Yes that Bill Gates.
I know a lot of progressives hate Bill Gates. They see him as a corporate vampire who built an empire by sucking the creative blood out of all his rivals, and perhaps that is not a wildly inaccurate account of his leadership of Microsoft.
But now there is this new side we have been able to see of Bill Gates. It turns out that he is also an amazingly generous person, anxious to deploy his prodigious skills and talents to solving the problems he finds in the world. We all hear so much abut the work he has done through the Bill & Melinda Gates Foundation to address medical problems in Africa and elsewhere. At the same time, however, he has busied himself addressing the deficiencies of American education that compelled him as head of Microsoft to hire thousands of engineers from other countries. He realized more tangibly than most people how the American educational system was failing the students and in turn failing the country, and he has worked to test models and discover solutions to the low math and science test scores, the low achievement in general, and inequality of access across the country.

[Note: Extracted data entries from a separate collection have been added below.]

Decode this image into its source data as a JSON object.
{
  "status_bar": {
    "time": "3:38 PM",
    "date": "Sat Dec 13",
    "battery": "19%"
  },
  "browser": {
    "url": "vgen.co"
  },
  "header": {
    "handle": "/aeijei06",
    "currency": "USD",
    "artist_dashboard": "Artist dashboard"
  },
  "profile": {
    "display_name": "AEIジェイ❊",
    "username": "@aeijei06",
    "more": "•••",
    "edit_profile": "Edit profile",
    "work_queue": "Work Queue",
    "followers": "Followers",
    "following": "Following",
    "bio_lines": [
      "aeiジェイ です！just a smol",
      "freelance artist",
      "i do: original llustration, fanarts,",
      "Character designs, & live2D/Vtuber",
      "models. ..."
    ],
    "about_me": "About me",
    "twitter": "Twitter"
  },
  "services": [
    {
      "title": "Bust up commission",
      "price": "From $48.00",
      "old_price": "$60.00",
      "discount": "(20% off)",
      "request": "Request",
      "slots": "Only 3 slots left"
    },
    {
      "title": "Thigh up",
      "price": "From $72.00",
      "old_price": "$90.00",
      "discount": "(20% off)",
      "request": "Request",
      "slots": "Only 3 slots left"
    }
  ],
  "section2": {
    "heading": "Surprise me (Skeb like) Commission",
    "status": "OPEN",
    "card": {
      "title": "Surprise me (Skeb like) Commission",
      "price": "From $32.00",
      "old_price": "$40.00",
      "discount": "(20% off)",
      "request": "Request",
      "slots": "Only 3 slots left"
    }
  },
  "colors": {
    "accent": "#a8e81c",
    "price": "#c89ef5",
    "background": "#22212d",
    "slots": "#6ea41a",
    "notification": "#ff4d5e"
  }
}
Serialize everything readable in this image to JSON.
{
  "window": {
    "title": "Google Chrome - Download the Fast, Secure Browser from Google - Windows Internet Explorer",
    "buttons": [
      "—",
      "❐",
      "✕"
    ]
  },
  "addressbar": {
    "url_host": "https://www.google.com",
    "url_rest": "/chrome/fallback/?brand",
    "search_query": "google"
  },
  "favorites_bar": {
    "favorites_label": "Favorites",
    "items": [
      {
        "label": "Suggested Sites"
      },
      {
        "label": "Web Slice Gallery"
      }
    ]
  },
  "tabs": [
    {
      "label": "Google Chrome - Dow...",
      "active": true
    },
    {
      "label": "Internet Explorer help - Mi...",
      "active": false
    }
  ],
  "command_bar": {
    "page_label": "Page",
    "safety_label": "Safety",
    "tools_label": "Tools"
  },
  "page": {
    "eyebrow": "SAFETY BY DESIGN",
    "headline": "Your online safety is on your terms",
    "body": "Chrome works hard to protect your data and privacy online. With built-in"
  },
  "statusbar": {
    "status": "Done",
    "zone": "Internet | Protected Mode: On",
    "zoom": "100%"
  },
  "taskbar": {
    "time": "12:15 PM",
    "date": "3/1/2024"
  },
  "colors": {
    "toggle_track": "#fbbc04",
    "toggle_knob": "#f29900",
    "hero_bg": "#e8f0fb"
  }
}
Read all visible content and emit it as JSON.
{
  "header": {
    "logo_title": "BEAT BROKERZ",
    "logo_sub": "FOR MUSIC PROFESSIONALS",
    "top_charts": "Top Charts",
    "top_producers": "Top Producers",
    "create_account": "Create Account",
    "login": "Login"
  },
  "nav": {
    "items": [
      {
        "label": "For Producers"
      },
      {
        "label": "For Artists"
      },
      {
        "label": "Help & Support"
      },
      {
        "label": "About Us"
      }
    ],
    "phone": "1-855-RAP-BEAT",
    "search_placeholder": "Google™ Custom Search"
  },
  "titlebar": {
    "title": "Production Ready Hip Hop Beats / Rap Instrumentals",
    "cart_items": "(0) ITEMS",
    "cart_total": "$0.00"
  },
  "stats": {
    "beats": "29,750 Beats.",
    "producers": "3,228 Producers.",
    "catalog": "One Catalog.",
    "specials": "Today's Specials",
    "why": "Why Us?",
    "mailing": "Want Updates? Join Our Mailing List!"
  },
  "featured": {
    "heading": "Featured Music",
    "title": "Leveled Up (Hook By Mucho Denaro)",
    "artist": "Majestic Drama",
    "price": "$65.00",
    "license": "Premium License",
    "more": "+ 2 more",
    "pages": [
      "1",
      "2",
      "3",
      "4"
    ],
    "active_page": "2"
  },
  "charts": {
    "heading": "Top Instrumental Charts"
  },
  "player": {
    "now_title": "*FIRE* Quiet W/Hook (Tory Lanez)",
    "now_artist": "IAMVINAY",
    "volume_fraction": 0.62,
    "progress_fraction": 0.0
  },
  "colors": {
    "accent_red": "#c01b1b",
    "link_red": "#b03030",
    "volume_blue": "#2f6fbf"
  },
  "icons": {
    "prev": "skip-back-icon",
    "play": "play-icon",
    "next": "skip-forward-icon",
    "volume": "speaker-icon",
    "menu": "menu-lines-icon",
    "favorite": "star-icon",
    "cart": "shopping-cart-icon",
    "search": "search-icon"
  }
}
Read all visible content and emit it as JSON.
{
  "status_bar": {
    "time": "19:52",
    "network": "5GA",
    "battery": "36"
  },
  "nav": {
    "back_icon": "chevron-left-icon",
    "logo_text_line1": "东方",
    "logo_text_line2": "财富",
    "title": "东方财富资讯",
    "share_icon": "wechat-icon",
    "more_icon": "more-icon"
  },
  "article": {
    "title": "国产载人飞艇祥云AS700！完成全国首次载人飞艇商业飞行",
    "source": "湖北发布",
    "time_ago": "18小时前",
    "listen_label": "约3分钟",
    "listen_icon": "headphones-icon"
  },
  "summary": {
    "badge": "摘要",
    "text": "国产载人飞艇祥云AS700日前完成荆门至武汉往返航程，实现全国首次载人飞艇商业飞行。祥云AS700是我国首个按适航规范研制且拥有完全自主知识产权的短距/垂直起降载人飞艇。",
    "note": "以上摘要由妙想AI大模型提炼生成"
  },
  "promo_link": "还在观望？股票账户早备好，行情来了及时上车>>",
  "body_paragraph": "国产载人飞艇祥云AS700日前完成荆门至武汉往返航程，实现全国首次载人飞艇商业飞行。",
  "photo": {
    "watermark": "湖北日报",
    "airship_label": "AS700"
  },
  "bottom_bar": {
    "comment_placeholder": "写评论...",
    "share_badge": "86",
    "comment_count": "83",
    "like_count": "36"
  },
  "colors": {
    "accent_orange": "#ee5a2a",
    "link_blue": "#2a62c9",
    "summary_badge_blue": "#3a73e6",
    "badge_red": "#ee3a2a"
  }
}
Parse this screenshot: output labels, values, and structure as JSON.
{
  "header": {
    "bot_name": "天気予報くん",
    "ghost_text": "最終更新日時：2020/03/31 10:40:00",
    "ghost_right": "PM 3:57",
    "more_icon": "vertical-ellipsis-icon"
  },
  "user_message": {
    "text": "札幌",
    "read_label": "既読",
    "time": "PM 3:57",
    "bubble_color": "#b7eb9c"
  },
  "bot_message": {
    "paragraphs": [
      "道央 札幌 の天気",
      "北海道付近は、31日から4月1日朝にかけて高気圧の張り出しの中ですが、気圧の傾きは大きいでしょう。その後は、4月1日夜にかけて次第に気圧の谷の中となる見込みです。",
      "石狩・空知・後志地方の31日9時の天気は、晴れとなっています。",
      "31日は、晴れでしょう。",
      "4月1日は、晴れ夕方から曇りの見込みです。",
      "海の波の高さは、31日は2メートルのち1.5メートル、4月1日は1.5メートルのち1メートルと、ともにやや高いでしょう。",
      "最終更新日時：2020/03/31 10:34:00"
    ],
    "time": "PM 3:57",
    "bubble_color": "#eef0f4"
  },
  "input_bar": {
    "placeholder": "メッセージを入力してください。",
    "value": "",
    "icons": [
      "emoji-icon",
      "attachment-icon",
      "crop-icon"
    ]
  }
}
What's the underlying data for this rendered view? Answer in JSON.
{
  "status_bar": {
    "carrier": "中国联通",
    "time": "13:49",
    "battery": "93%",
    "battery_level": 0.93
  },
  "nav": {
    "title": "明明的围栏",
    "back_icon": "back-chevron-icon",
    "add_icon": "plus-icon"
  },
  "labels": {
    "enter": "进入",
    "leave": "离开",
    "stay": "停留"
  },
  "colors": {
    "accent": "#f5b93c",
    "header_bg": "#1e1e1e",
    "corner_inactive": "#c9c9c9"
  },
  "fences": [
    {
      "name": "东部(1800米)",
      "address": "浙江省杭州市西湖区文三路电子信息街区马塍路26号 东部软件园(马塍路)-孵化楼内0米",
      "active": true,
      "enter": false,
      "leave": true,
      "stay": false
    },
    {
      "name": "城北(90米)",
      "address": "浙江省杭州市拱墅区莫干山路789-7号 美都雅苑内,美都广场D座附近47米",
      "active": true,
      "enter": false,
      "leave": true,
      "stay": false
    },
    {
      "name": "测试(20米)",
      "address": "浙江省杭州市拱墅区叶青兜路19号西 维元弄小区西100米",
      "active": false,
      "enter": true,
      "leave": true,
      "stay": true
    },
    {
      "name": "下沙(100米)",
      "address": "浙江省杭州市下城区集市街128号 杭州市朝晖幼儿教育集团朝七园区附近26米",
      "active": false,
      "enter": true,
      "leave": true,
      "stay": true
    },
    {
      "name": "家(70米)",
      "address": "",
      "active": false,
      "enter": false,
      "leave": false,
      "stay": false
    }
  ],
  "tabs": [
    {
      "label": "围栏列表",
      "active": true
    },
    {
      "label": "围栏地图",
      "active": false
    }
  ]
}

If the next Secretary of Education is going to be charged with repairing the generational problems of American education and especially the disastrous effects of the No Child Left Behind diversion of recent years, we will need someone who is innovative, non-ideological, and willing to try brand new ideas, from which the workable models are selected.
Like Mr. Obama himself in his work with the Chicago Annenberg Challenge, Gates has long taken great interest in reforming America’s schools. He has frequently bemoaned the fact that he had to hire so many of his engineers from Delhi and Bangalore because American schools were just not producing enough well-prepared students. He has spent billions through the Gates Foundation on early education scholarships, school reform efforts, and the like. Look at the broad overlap between the Gates Foundation’s Educational programs and the Gates Foundation’s Educational programs and the Obama Education agenda Obama Education agenda.
Whatever else people think about him, Gates has proven himself capable of clearly analyzing a problem, testing possible solutions, and arriving at frequently cunning approaches.
Several of the other figures being mentioned are highly qualified and would undoubtedly do a great job, but would there be any better way to highlight education in the Obama era than to put the high profile and innovative Bill Gates in the cabinet? Perhaps the same results could be obtained with the selection of Colin Powell, another wildcard sort of pick who has devoted much of his second career life to education. But I think Gates is the best pick.